Where sudo requests the user to enter a password this is normally their own password rather than the root password Ubuntu and some other distributions take this further by not having a root password meaning that root access can only be obtained through sudo.
Linux file access permissions reference Introduction Linux file access permissions are used to control who is able to read, write and execute a certain file. Jun 27 dirlist. This means that the owner, group and everyone else has read and write permissions.
These can actually be used to switch to any user, but it is most commonly used when root privileges are required. Next column orange shows the permissions. They also cannot delete any files or make changes to the directory content in any way. This is an important consideration due to the multi-user nature of Linux systems and as a security mechanism to protect the critical system files both from the individual user and from any malicious software or viruses.
There also also features that can also be used to give permissions as though another user suid. For example the following example is often used on Ubuntu to install a new application: In the case of a directory, nothing much changes as the same command is used.
If write permission is not set then you will not be able to delete, rename or create a file. The sudo command can be much more flexible than su, depending upon how it is configured.
Each of these permissions is assigned a number as follows: A further advantage of sudo is that user access is logged which may be required as a security feature on a server with multiple adminstrators. The system identifies files by their inode number, which is the unique file system identifier for the file.
The commands su and sudo are run on the command line, but there is a graphical version called gksudo.

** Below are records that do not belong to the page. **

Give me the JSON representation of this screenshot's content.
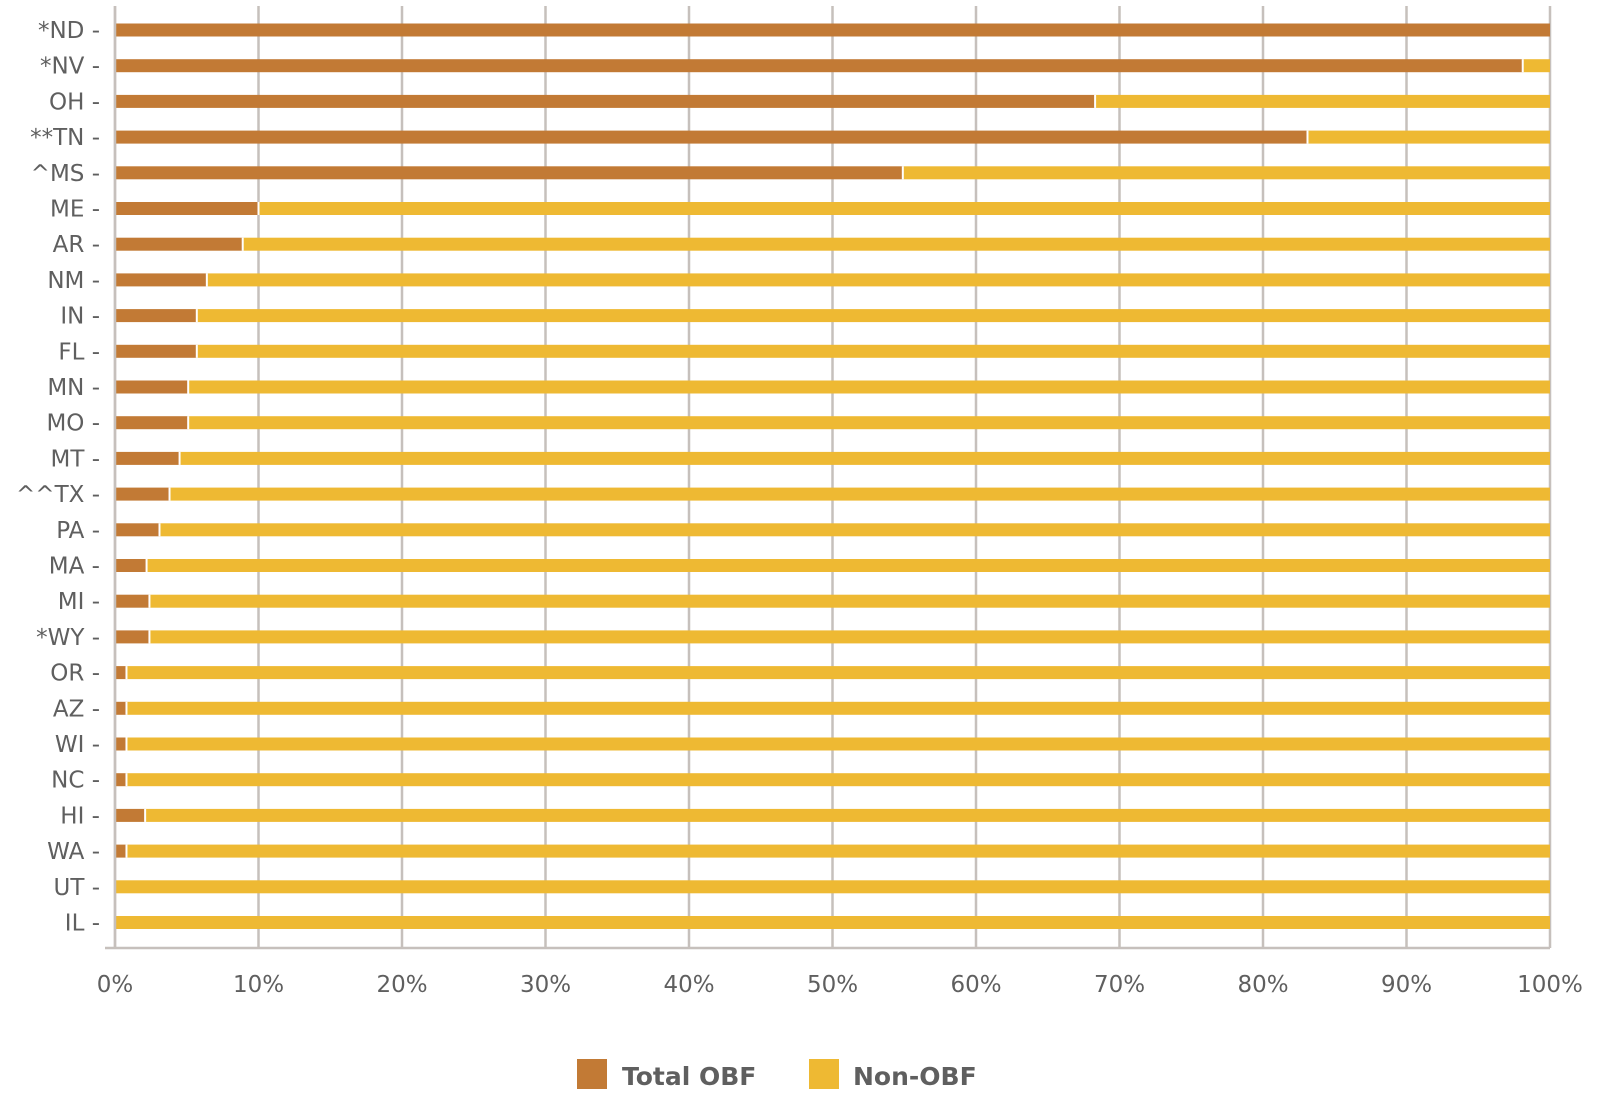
{
  "colors": {
    "obf": "#c27a35",
    "non_obf": "#eeb933",
    "grid": "#c6c0bc",
    "text": "#5f5f5f"
  },
  "chart_data": {
    "type": "bar",
    "orientation": "horizontal",
    "stacked": true,
    "categories": [
      "*ND",
      "*NV",
      "OH",
      "**TN",
      "^MS",
      "ME",
      "AR",
      "NM",
      "IN",
      "FL",
      "MN",
      "MO",
      "MT",
      "^^TX",
      "PA",
      "MA",
      "MI",
      "*WY",
      "OR",
      "AZ",
      "WI",
      "NC",
      "HI",
      "WA",
      "UT",
      "IL"
    ],
    "series": [
      {
        "name": "Total OBF",
        "values": [
          100,
          98.1,
          68.3,
          83.1,
          54.9,
          10,
          8.9,
          6.4,
          5.7,
          5.7,
          5.1,
          5.1,
          4.5,
          3.8,
          3.1,
          2.2,
          2.4,
          2.4,
          0.8,
          0.8,
          0.8,
          0.8,
          2.1,
          0.8,
          0,
          0
        ]
      },
      {
        "name": "Non-OBF",
        "values": [
          0,
          1.9,
          31.7,
          16.9,
          45.1,
          90,
          91.1,
          93.6,
          94.3,
          94.3,
          94.9,
          94.9,
          95.5,
          96.2,
          96.9,
          97.8,
          97.6,
          97.6,
          99.2,
          99.2,
          99.2,
          99.2,
          97.9,
          99.2,
          100,
          100
        ]
      }
    ],
    "xlim": [
      0,
      100
    ],
    "xticks": [
      "0%",
      "10%",
      "20%",
      "30%",
      "40%",
      "50%",
      "60%",
      "70%",
      "80%",
      "90%",
      "100%"
    ],
    "xlabel": "",
    "ylabel": "",
    "grid": true,
    "legend": {
      "position": "bottom-center",
      "entries": [
        "Total OBF",
        "Non-OBF"
      ]
    }
  }
}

So we conclude that david has full access here.
Depending upon the setup and whether physically on the computer or access it remotely it may or may not be possible to login directly as root.
Starting from the left, the first digit 7 presents the permissions for the owner of the file, the second digit 0 is the permissions for the group, and the last 0 is the permissions for everyone else. To elevate to root user access the commands su or sudo are used.
In the case of a directory, this would mean the ability to list the contents of the directory. File Structure Inodes To understand the way that permissions work it is often useful to understand how the file permissions are stored on the disk. A directory is actually a listing of inode numbers with their corresponding filenames.
Once the user has authenticated themselves using sudo it will normally have a period of time where sudo can be run without having to re-enter the password.
Note that the admin or wheel groups are commonly used to restrict who can run sudo but this is a popular convention rather than a rule. You must have read and execute r-x in order to enter a directory and list its contents. Whether the file may be executed.
Following the permissions is the column with the cyan border in the listing. This user has username and groupname of root and the numerical uid and gid of 0. These are the actual permissions set for the particular file or directory we are examining.Understanding Linux File Permissions Although there are already a lot of good security features built into Linux-based systems, one very important potential vulnerability can exist when local access is granted - - that is file permission based issues resulting from a user not assigning the correct permissions to files and directories.
How to Manage File and Folder Permissions in Linux.
For many users of Linux, getting used to file permissions and ownership can be a bit of a challenge. It is commonly assumed, to get into this level of usage, the command line is a must.
Group, and Other read and write access. As you can probably surmise, this command opens wide the. Is it possible in linux to give a user read/write access to all files and directories like root?
EDIT I have a special case. I need to create a folder. A word of warning: if you let everybody access this folder, that means the hackers can access this folder if they gain access to your system.
That's why it's better to create a group of permissible users, and give that group write access. In linux, how can I give access permissions to a file/folder to a specific person. In other words suppose I want to allow only and only user fred to be able to read a file.
Unix & Linux Stack Exchange is a question and answer site for users of Linux, FreeBSD and other Un*x-like operating systems. Give read-only access to specific folders? Ask Question. up vote 8 down vote favorite. 4. jack and jack's group will have read+write access to /home/jack and all it's sub-directories.